Robust Estimates of Orientation between Astrometric Catalogs

Abstract

Accurately comparing two celestial reference frames based on the observed position of a number of common objects requires to detect and appropriately process outliers, lest they spuriously influence the results. It is thus of practical importance to use algorithms able to minimize the impact of those outliers when comparing radio and/or optical astrometric catalogs. In this paper, we investigate and compare the performances of some well-established and more recent robust algorithms when fitting a simple rotation vector between two reference frames. We particularly focus on two aspects: the variance of the resulting estimates, and the ability of the estimators to deal with outlying leverage points. We ran a number of Monte Carlo simulations with synthetic objects, varying their number, as well as the fraction and dispersion of outliers.

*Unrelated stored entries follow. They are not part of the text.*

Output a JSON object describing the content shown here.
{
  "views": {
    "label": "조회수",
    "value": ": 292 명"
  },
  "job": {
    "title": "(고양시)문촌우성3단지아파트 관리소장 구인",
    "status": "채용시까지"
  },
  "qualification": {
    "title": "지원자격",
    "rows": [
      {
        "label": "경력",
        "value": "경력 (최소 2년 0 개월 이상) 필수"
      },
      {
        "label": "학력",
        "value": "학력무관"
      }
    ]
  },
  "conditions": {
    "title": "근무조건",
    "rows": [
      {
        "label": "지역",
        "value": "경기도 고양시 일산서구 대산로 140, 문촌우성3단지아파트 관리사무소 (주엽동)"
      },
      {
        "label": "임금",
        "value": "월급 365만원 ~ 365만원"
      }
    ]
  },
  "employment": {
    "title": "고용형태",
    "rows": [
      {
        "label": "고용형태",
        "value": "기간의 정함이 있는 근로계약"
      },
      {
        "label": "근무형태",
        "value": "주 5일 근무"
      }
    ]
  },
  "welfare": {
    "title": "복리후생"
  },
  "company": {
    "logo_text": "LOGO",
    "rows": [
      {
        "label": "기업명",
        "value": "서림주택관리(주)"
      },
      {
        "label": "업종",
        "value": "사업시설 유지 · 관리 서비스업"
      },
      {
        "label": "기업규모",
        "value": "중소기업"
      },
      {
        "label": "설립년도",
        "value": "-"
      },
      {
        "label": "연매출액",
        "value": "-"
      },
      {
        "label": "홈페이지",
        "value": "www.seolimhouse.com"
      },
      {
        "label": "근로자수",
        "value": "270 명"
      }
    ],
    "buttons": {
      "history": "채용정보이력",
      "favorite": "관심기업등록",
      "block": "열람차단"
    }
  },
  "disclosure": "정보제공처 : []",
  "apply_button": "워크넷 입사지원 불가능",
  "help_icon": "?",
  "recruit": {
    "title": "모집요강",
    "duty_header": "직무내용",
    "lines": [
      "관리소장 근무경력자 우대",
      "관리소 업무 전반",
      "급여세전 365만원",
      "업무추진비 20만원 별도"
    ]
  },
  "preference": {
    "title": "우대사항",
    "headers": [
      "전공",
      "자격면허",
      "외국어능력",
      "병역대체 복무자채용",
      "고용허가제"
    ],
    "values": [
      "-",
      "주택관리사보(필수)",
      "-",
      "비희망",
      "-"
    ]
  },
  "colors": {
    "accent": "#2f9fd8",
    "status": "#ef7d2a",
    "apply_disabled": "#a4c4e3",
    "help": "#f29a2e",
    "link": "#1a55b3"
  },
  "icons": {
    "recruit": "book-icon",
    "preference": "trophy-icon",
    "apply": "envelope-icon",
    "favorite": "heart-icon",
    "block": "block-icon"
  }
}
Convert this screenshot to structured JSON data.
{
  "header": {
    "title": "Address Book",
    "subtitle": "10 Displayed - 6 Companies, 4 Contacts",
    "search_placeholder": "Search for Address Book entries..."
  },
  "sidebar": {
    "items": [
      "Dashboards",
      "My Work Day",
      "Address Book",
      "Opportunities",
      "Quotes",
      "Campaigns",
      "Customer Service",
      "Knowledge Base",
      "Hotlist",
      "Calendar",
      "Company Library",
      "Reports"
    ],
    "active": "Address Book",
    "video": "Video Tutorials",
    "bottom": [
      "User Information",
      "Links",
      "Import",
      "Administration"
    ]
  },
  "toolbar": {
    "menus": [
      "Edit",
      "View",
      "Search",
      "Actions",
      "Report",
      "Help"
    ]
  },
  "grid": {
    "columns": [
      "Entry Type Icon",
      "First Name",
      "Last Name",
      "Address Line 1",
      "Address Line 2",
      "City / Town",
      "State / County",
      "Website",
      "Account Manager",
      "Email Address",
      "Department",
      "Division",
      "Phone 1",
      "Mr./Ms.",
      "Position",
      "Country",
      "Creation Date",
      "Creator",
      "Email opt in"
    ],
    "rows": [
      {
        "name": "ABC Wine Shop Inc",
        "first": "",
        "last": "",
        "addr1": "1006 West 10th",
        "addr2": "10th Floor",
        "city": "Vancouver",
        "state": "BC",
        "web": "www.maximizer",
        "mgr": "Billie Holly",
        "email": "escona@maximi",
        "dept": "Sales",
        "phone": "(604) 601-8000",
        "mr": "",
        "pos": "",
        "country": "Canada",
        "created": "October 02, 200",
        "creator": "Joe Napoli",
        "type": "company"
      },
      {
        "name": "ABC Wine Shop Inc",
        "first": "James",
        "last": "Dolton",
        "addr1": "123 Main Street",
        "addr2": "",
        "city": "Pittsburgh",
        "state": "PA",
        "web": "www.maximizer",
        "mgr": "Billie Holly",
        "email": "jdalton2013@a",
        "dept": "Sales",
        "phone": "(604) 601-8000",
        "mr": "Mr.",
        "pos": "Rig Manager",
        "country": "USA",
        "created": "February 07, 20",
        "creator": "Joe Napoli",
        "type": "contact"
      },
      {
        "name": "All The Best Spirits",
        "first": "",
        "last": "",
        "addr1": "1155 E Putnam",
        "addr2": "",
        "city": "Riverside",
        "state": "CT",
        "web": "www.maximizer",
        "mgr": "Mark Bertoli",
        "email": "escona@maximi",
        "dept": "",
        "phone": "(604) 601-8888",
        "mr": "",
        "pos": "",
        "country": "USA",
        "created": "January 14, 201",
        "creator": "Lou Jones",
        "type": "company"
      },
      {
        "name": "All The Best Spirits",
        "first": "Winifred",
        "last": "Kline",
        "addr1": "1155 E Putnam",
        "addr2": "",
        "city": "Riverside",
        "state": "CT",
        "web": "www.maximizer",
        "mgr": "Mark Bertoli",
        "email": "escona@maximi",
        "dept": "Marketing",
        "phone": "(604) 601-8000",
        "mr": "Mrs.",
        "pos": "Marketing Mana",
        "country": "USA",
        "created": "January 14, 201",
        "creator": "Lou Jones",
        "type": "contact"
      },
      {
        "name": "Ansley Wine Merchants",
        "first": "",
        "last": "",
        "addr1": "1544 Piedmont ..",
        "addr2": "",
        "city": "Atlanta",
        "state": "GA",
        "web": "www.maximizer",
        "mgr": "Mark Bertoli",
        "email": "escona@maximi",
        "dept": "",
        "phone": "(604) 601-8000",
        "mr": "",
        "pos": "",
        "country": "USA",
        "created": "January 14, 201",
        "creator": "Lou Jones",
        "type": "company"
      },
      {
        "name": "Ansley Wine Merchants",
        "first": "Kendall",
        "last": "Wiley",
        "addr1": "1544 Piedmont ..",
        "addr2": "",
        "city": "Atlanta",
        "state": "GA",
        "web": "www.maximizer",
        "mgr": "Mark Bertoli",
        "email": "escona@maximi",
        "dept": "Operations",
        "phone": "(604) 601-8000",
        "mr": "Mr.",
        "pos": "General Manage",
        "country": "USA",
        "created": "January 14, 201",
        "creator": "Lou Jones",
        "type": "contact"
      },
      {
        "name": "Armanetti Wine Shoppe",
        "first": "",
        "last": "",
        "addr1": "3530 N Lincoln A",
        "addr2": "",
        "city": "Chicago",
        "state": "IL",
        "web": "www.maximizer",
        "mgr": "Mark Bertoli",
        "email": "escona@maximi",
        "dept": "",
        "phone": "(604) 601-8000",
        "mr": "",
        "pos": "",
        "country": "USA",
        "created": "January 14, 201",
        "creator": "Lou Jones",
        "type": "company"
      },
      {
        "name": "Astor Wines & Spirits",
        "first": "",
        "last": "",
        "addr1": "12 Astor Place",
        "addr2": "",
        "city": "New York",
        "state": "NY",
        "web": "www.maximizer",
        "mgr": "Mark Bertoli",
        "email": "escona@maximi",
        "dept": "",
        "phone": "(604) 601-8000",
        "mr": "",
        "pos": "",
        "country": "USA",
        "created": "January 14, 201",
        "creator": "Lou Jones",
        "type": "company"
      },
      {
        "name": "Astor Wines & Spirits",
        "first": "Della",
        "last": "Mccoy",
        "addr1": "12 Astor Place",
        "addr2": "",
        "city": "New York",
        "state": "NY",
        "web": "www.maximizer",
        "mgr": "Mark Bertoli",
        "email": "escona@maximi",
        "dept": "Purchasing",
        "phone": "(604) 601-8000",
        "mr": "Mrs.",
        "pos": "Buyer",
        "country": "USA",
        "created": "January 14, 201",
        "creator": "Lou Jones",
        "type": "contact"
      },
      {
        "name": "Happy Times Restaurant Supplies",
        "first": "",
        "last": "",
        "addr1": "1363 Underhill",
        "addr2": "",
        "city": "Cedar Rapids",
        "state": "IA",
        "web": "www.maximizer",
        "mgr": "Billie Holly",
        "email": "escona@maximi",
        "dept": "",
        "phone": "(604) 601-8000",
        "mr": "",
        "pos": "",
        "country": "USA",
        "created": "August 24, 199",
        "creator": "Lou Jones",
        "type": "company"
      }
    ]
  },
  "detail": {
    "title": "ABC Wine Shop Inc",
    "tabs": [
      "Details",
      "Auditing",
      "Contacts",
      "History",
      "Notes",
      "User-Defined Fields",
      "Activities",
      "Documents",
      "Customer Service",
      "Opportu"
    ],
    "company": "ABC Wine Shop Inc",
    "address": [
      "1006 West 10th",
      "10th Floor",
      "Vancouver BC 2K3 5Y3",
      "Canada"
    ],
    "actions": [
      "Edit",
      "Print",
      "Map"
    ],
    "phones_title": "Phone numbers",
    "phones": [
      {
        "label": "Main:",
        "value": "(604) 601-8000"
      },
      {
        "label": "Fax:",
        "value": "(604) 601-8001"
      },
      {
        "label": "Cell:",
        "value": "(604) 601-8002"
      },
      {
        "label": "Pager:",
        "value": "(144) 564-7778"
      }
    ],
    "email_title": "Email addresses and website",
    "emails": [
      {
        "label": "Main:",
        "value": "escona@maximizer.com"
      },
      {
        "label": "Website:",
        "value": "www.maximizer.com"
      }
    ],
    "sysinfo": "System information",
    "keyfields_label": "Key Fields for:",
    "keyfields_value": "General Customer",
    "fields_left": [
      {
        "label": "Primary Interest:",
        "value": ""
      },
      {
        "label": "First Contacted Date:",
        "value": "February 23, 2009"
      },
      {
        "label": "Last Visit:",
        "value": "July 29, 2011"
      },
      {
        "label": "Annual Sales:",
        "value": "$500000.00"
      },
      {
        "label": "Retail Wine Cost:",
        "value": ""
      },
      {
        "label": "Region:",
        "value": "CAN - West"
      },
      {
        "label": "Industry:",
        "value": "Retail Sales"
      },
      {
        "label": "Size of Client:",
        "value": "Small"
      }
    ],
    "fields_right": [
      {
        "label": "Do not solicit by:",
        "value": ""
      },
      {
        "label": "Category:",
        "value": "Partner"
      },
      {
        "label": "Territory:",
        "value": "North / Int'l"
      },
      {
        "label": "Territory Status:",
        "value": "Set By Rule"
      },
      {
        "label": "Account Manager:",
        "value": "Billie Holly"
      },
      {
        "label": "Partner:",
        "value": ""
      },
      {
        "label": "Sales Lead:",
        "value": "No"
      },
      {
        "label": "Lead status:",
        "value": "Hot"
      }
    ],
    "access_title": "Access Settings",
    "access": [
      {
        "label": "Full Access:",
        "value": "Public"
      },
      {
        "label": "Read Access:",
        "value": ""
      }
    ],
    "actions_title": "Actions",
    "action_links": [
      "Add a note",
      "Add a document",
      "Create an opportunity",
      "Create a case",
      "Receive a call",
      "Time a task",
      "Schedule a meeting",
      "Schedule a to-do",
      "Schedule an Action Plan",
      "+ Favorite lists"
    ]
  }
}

Since the distribution of catalog objects in the sky is sometimes markedly nonuniform as in the case of the ICRF3 catalog, and because the position of outliers in the sky might cause issues when fitting rotation models, we also ran simulations representative of the observed distribution of objects. We compare the ICRF3 S/X, ICRF2 and Gaia EDR3 reference frames. Our results, based on the synthetic simulations and the comparison between the existing celestial frames, show that the M estimator, with a scale obtained from a least absolute deviations estimate, is the best among all the robust estimators compared.